No city in Europe is more overrun with tourists than Venice. Since the 1950s, 70 percent of its population has been driven out, and the fairy-tale city of three square miles sees more than 20 million visitors a year. This year, Venice imposed a $5.30 admission fee on day-trippers, which seems nonsensical.
Local resentment and protests against the influx of tourists are intensifying not only in southern Europe but also in Amsterdam, Tokyo, Seoul and other cities. In Barcelona, where tourism was almost universally viewed as a positive 15 years ago, almost a quarter of residents now say it has a negative impact.
“The tourism industry will probably continue doing what it has been doing and tensions between residents and tourists will increase,” Sebastian Amrhein, a tourism scholar at Rhein-Waal University in Germany, told me.
In Barcelona, I spoke with Jordi Valls, the deputy mayor for economy, taxes, promotion and tourism who took office last year and immediately decided that tourism, which accounts for almost a fifth of the city’s non-formal economy, was at its limit and could not be stopped.
“I can’t control demand,” he told me. “The only thing I can influence is supply.”
To reach that goal, the city has banned private apartment rentals and plans to eliminate an additional 10,000 short-term rentals through Airbnb and other services by 2028. The city has also increased hotel taxes, capped the construction of new hotels in the city center, and restricted the number of group tourists.

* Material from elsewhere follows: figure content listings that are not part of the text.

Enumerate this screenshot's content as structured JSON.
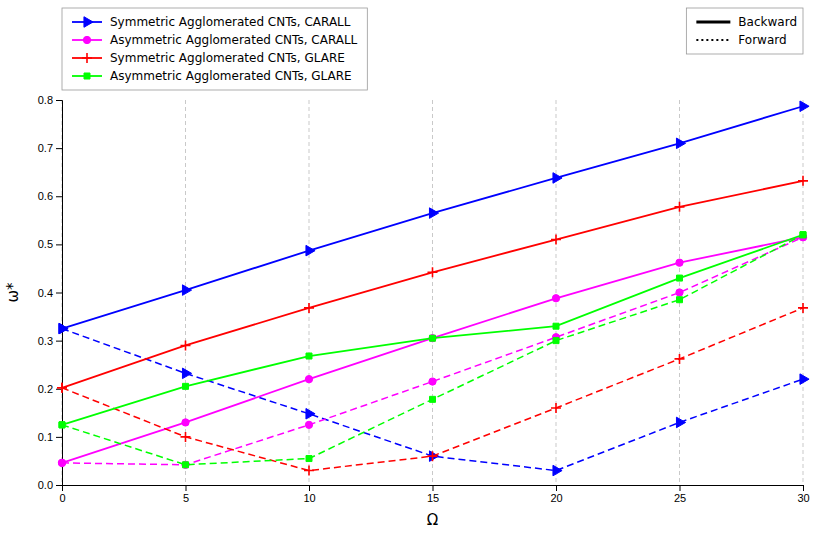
{
  "chart_data": {
    "type": "line",
    "xlabel": "Ω",
    "ylabel": "ω*",
    "x": [
      0,
      5,
      10,
      15,
      20,
      25,
      30
    ],
    "series": [
      {
        "name": "Symmetric Agglomerated CNTs, CARALL",
        "color": "blue",
        "marker": "triangle-right",
        "line_style": "solid",
        "values": [
          0.325,
          0.405,
          0.487,
          0.565,
          0.638,
          0.71,
          0.787
        ]
      },
      {
        "color": "blue",
        "marker": "triangle-right",
        "line_style": "dashed",
        "values": [
          0.325,
          0.232,
          0.148,
          0.06,
          0.03,
          0.13,
          0.22
        ]
      },
      {
        "name": "Asymmetric Agglomerated CNTs, CARALL",
        "color": "magenta",
        "marker": "circle",
        "line_style": "solid",
        "values": [
          0.046,
          0.13,
          0.22,
          0.305,
          0.388,
          0.462,
          0.515
        ]
      },
      {
        "color": "magenta",
        "marker": "circle",
        "line_style": "dashed",
        "values": [
          0.046,
          0.042,
          0.125,
          0.215,
          0.307,
          0.4,
          0.515
        ]
      },
      {
        "name": "Symmetric Agglomerated CNTs, GLARE",
        "color": "red",
        "marker": "plus",
        "line_style": "solid",
        "values": [
          0.202,
          0.29,
          0.368,
          0.442,
          0.51,
          0.578,
          0.632
        ]
      },
      {
        "color": "red",
        "marker": "plus",
        "line_style": "dashed",
        "values": [
          0.202,
          0.1,
          0.03,
          0.06,
          0.16,
          0.262,
          0.368
        ]
      },
      {
        "name": "Asymmetric Agglomerated CNTs, GLARE",
        "color": "lime",
        "marker": "square",
        "line_style": "solid",
        "values": [
          0.125,
          0.205,
          0.268,
          0.305,
          0.33,
          0.43,
          0.52
        ]
      },
      {
        "color": "lime",
        "marker": "square",
        "line_style": "dashed",
        "values": [
          0.125,
          0.042,
          0.055,
          0.178,
          0.3,
          0.385,
          0.52
        ]
      }
    ],
    "style_legend": [
      {
        "name": "Backward",
        "line_style": "solid"
      },
      {
        "name": "Forward",
        "line_style": "dotted"
      }
    ],
    "xlim": [
      0,
      30
    ],
    "ylim": [
      0,
      0.8
    ],
    "xticks": [
      0,
      5,
      10,
      15,
      20,
      25,
      30
    ],
    "yticks": [
      {
        "value": 0,
        "label": "0.0"
      },
      0.1,
      0.2,
      0.3,
      0.4,
      0.5,
      0.6,
      0.7,
      0.8
    ],
    "grid": "x",
    "legend": "top"
  }
}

Part of the idea is to keep selfie-stick-wielding tourists from dominating public spaces — something that’s proving difficult enough in parts of the city — and then there’s the long-term strain they put on water, electricity, transport and other resources.
Equally challenging will be protecting the character of neighborhoods where outsiders have snapped up apartments. The thousands of new homes Barcelona plans to build each year are unlikely to slow the steady gentrification of the city’s English-speaking parts.
Squeezing supply tends to drive up prices, and available capacity shifts to wealthy tourists, with little or no benefit to workers. In the industry, this is known as “quality tourism,” a euphemism for wealthy tourists who put a heavy strain on the climate with their extravagant travel habits.
The end of the pandemic has seen a wave of “revenge” tourists frantically seeking out new sights after spending so much time in their living rooms. Predictions last summer that travel would ease this year have proven wrong. Revenge tourism has morphed into rampage tourism, now exceeding pre-pandemic records.
For many places, especially the sun-and-sand meccas of southern Europe, tourists are their golden egg and their economies depend heavily on them, and few are likely to muster the political will to significantly reduce tourist numbers anytime soon.
But unless governments actively diversify their economies to become less reliant on tourists and more aggressively redistribute tourism revenues to demonstrate their benefits, social protests and resource surpluses may force governments to act—unless tourists themselves grow tired of the crowds and abandon tourist destinations altogether.
It’s getting worse, literally: In the Canary Islands, anti-tourist activists recently began putting up fake “Closed Due to Overcrowding” signs near beaches.